Maximize clicks is an automated bid strategy that sets your bids to help get as many clicks as possible within your budget. This article explains how the automated Maximize clicks bid strategy works and what its settings are.

Before you begin

If you don’t yet know what type of automated bid strategy is right for you, read about automated bid strategies first.

Note: Automatic bidding is now Maximize clicks

Since the bid strategy known as “automatic bidding” is just one of many ways to automate your bids in Google Ads, we’re giving this strategy a more descriptive name: Maximize clicks. A Maximize clicks bid strategy works the same way as automatic bidding, with the additional option of being set up as a portfolio bid strategy. Learn more about portfolio bid strategies 

How it works

Google Ads focuses on increasing clicks for your campaigns while spending a target amount. If you don't specify a target spend amount, Google Ads will attempt to use the remaining daily budget of any campaigns using this bid strategy.
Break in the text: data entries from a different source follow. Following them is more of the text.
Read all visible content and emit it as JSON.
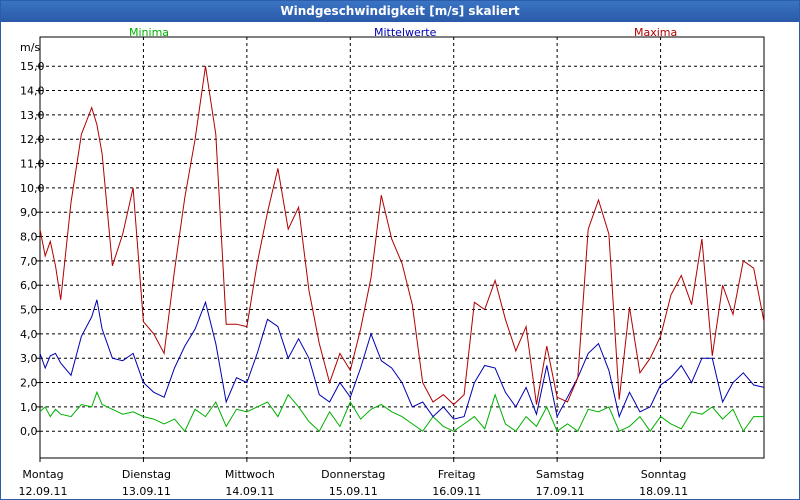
{
  "window": {
    "title": "Windgeschwindigkeit [m/s] skaliert"
  },
  "chart_data": {
    "type": "line",
    "title": "Windgeschwindigkeit [m/s] skaliert",
    "ylabel": "m/s",
    "ylim": [
      -1.1,
      16.2
    ],
    "x_range": [
      0,
      7
    ],
    "grid": true,
    "yticks": [
      "15,0",
      "14,0",
      "13,0",
      "12,0",
      "11,0",
      "10,0",
      "9,0",
      "8,0",
      "7,0",
      "6,0",
      "5,0",
      "4,0",
      "3,0",
      "2,0",
      "1,0",
      "0,0"
    ],
    "ytick_values": [
      15,
      14,
      13,
      12,
      11,
      10,
      9,
      8,
      7,
      6,
      5,
      4,
      3,
      2,
      1,
      0
    ],
    "day_labels": [
      {
        "day": "Montag",
        "date": "12.09.11"
      },
      {
        "day": "Dienstag",
        "date": "13.09.11"
      },
      {
        "day": "Mittwoch",
        "date": "14.09.11"
      },
      {
        "day": "Donnerstag",
        "date": "15.09.11"
      },
      {
        "day": "Freitag",
        "date": "16.09.11"
      },
      {
        "day": "Samstag",
        "date": "17.09.11"
      },
      {
        "day": "Sonntag",
        "date": "18.09.11"
      }
    ],
    "series": [
      {
        "name": "Minima",
        "color": "#00b000",
        "x": [
          0,
          0.05,
          0.1,
          0.15,
          0.2,
          0.3,
          0.4,
          0.5,
          0.55,
          0.6,
          0.7,
          0.8,
          0.9,
          1.0,
          1.1,
          1.2,
          1.3,
          1.4,
          1.5,
          1.6,
          1.7,
          1.8,
          1.9,
          2.0,
          2.1,
          2.2,
          2.3,
          2.4,
          2.5,
          2.6,
          2.7,
          2.8,
          2.9,
          3.0,
          3.1,
          3.2,
          3.3,
          3.4,
          3.5,
          3.6,
          3.7,
          3.8,
          3.9,
          4.0,
          4.1,
          4.2,
          4.3,
          4.4,
          4.5,
          4.6,
          4.7,
          4.8,
          4.9,
          5.0,
          5.1,
          5.2,
          5.3,
          5.4,
          5.5,
          5.6,
          5.7,
          5.8,
          5.9,
          6.0,
          6.1,
          6.2,
          6.3,
          6.4,
          6.5,
          6.6,
          6.7,
          6.8,
          6.9,
          7.0
        ],
        "values": [
          0.8,
          1.0,
          0.6,
          0.9,
          0.7,
          0.6,
          1.1,
          1.0,
          1.6,
          1.1,
          0.9,
          0.7,
          0.8,
          0.6,
          0.5,
          0.3,
          0.5,
          0.0,
          0.9,
          0.6,
          1.2,
          0.2,
          0.9,
          0.8,
          1.0,
          1.2,
          0.6,
          1.5,
          1.0,
          0.4,
          0.0,
          0.8,
          0.2,
          1.2,
          0.5,
          0.9,
          1.1,
          0.8,
          0.6,
          0.3,
          0.0,
          0.6,
          0.2,
          0.0,
          0.3,
          0.6,
          0.1,
          1.5,
          0.3,
          0.0,
          0.6,
          0.2,
          1.0,
          0.0,
          0.3,
          0.0,
          0.9,
          0.8,
          1.0,
          0.0,
          0.2,
          0.6,
          0.0,
          0.6,
          0.3,
          0.1,
          0.8,
          0.7,
          1.0,
          0.5,
          0.9,
          0.0,
          0.6,
          0.6
        ]
      },
      {
        "name": "Mittelwerte",
        "color": "#0000b0",
        "x": [
          0,
          0.05,
          0.1,
          0.15,
          0.2,
          0.3,
          0.4,
          0.5,
          0.55,
          0.6,
          0.7,
          0.8,
          0.9,
          1.0,
          1.1,
          1.2,
          1.3,
          1.4,
          1.5,
          1.6,
          1.7,
          1.8,
          1.9,
          2.0,
          2.1,
          2.2,
          2.3,
          2.4,
          2.5,
          2.6,
          2.7,
          2.8,
          2.9,
          3.0,
          3.1,
          3.2,
          3.3,
          3.4,
          3.5,
          3.6,
          3.7,
          3.8,
          3.9,
          4.0,
          4.1,
          4.2,
          4.3,
          4.4,
          4.5,
          4.6,
          4.7,
          4.8,
          4.9,
          5.0,
          5.1,
          5.2,
          5.3,
          5.4,
          5.5,
          5.6,
          5.7,
          5.8,
          5.9,
          6.0,
          6.1,
          6.2,
          6.3,
          6.4,
          6.5,
          6.6,
          6.7,
          6.8,
          6.9,
          7.0
        ],
        "values": [
          3.2,
          2.6,
          3.1,
          3.2,
          2.8,
          2.3,
          3.9,
          4.7,
          5.4,
          4.2,
          3.0,
          2.9,
          3.2,
          2.0,
          1.6,
          1.4,
          2.6,
          3.5,
          4.2,
          5.3,
          3.6,
          1.2,
          2.2,
          2.0,
          3.2,
          4.6,
          4.3,
          3.0,
          3.8,
          3.0,
          1.5,
          1.2,
          2.0,
          1.4,
          2.6,
          4.0,
          2.9,
          2.6,
          2.0,
          1.0,
          1.2,
          0.6,
          1.0,
          0.5,
          0.6,
          2.0,
          2.7,
          2.6,
          1.6,
          1.0,
          1.8,
          0.7,
          2.7,
          0.6,
          1.4,
          2.2,
          3.2,
          3.6,
          2.5,
          0.6,
          1.6,
          0.8,
          1.0,
          1.9,
          2.2,
          2.7,
          2.0,
          3.0,
          3.0,
          1.2,
          2.0,
          2.4,
          1.9,
          1.8
        ]
      },
      {
        "name": "Maxima",
        "color": "#b00000",
        "x": [
          0,
          0.05,
          0.1,
          0.15,
          0.2,
          0.3,
          0.4,
          0.5,
          0.55,
          0.6,
          0.7,
          0.8,
          0.9,
          1.0,
          1.1,
          1.2,
          1.3,
          1.4,
          1.5,
          1.6,
          1.7,
          1.8,
          1.9,
          2.0,
          2.1,
          2.2,
          2.3,
          2.4,
          2.5,
          2.6,
          2.7,
          2.8,
          2.9,
          3.0,
          3.1,
          3.2,
          3.3,
          3.4,
          3.5,
          3.6,
          3.7,
          3.8,
          3.9,
          4.0,
          4.1,
          4.2,
          4.3,
          4.4,
          4.5,
          4.6,
          4.7,
          4.8,
          4.9,
          5.0,
          5.1,
          5.2,
          5.3,
          5.4,
          5.5,
          5.6,
          5.7,
          5.8,
          5.9,
          6.0,
          6.1,
          6.2,
          6.3,
          6.4,
          6.5,
          6.6,
          6.7,
          6.8,
          6.9,
          7.0
        ],
        "values": [
          8.3,
          7.2,
          7.8,
          6.8,
          5.4,
          9.4,
          12.2,
          13.3,
          12.6,
          11.4,
          6.8,
          8.1,
          10.0,
          4.5,
          4.0,
          3.2,
          6.6,
          9.6,
          12.0,
          15.0,
          12.2,
          4.4,
          4.4,
          4.3,
          6.9,
          9.0,
          10.8,
          8.3,
          9.2,
          5.8,
          3.6,
          2.0,
          3.2,
          2.5,
          4.2,
          6.3,
          9.7,
          7.9,
          6.9,
          5.2,
          2.0,
          1.2,
          1.5,
          1.1,
          1.5,
          5.3,
          5.0,
          6.2,
          4.6,
          3.3,
          4.3,
          1.1,
          3.5,
          1.4,
          1.2,
          2.2,
          8.3,
          9.5,
          8.1,
          1.3,
          5.1,
          2.4,
          3.0,
          3.9,
          5.6,
          6.4,
          5.2,
          7.9,
          3.1,
          6.0,
          4.8,
          7.0,
          6.7,
          4.5
        ]
      }
    ]
  }
}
You can set up custom ad scheduling to show your ads on certain days or during specific times, and use the “maximize clicks” strategy to focus on increasing clicks during those days and times.

You can use  Maximize clicks for a single campaign, or you can set it up as a portfolio strategy. Portfolio strategies group together multiple campaigns into a single strategy. Learn more

Settings

Maximum CPC bid limit

You can set a cap on bids when using a Maximize clicks bid strategy. It lets you control the maximum amount you're willing to pay for each click. If you don't enter a maximum CPC bid limit, Google Ads adjusts your bids to try to get you as many clicks as possible while spending your target spend amount.

Target spend

This is the amount you're willing to spend each day on all of the keywords, ad groups, and campaigns that use a specific bid strategy. Google Ads will try to stay within your target spend, but may spend more or less depending on your remaining budget and fluctuations in click costs. It's distributed across any keywords, ad groups, and campaigns that share the strategy, which could span multiple campaign daily budgets.
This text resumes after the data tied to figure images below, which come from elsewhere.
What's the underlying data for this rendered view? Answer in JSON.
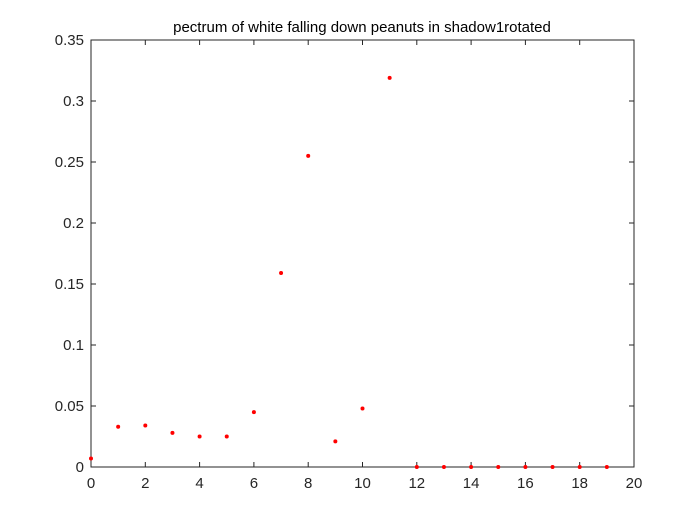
{
  "chart_data": {
    "type": "scatter",
    "title": "pectrum of white falling down peanuts in shadow1rotated",
    "xlabel": "",
    "ylabel": "",
    "xlim": [
      0,
      20
    ],
    "ylim": [
      0,
      0.35
    ],
    "x_ticks": [
      "0",
      "2",
      "4",
      "6",
      "8",
      "10",
      "12",
      "14",
      "16",
      "18",
      "20"
    ],
    "y_ticks": [
      "0",
      "0.05",
      "0.1",
      "0.15",
      "0.2",
      "0.25",
      "0.3",
      "0.35"
    ],
    "grid": false,
    "legend": "none",
    "marker_color": "#ff0000",
    "axes_color": "#262626",
    "series": [
      {
        "x": [
          0,
          1,
          2,
          3,
          4,
          5,
          6,
          7,
          8,
          9,
          10,
          11,
          12,
          13,
          14,
          15,
          16,
          17,
          18,
          19
        ],
        "y": [
          0.007,
          0.033,
          0.034,
          0.028,
          0.025,
          0.025,
          0.045,
          0.159,
          0.255,
          0.021,
          0.048,
          0.319,
          0,
          0,
          0,
          0,
          0,
          0,
          0,
          0
        ]
      }
    ]
  }
}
If you don't enter a target spend amount, Google Ads attempts to meet your bid automation goals while staying within your daily budget (or budgets, if you've applied your strategy to multiple campaigns with different budgets).

Even if you set a target spend that's higher than your daily budget, your total spend for each campaign will be capped by its daily budget as usual (subject to standard overdelivery).

Example

Let's say you have a $100 daily budget. You're using manual bidding to manage some of your campaigns, but using the "Maximize clicks" bid strategy to manage the rest. If you don't set a target spend amount, Google Ads will first spend whatever amount is required by your manually managed campaigns. Then it will try to get as many clicks as possible while spending whatever is remaining from your $100 budget.
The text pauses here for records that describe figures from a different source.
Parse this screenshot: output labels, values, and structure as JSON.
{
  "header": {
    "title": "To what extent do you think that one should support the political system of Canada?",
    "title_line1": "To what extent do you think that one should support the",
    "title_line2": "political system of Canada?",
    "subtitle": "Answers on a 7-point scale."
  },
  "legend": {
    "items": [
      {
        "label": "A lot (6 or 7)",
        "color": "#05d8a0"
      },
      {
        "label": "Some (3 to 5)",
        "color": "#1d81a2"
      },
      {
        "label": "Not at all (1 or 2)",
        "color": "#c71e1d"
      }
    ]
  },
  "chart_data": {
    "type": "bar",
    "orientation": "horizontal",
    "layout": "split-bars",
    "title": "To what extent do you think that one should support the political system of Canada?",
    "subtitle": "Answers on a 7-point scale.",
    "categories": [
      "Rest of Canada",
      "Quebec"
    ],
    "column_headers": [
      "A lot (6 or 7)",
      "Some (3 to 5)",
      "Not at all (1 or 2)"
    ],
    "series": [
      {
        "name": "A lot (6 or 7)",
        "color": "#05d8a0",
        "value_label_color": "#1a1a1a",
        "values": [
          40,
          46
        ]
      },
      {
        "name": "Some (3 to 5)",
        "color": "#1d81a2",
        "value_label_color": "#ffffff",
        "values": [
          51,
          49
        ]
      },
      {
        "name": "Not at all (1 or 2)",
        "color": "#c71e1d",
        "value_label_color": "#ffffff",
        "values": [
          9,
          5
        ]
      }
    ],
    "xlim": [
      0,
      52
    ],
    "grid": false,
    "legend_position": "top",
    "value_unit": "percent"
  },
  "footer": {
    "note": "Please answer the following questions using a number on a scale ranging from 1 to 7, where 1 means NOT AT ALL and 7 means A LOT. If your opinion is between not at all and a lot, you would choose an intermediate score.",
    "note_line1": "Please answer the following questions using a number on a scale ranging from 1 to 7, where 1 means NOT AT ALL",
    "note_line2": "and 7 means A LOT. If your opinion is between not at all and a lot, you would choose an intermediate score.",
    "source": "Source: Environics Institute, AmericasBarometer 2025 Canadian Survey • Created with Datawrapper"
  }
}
In other words, the amount of budget that's consumed by this bid strategy, whether you've set a certain target spend or not, always yields to any other bidding. Let's use the example of a $100 daily campaign budget again. Say you have a campaign that includes both manual bidding and a flexible bid strategy with a target spend of $50. If the manual bidding campaigns would typically spend $80, the effective target spend will be limited to $20 (although you'll still see the target spend set at $50 in your account).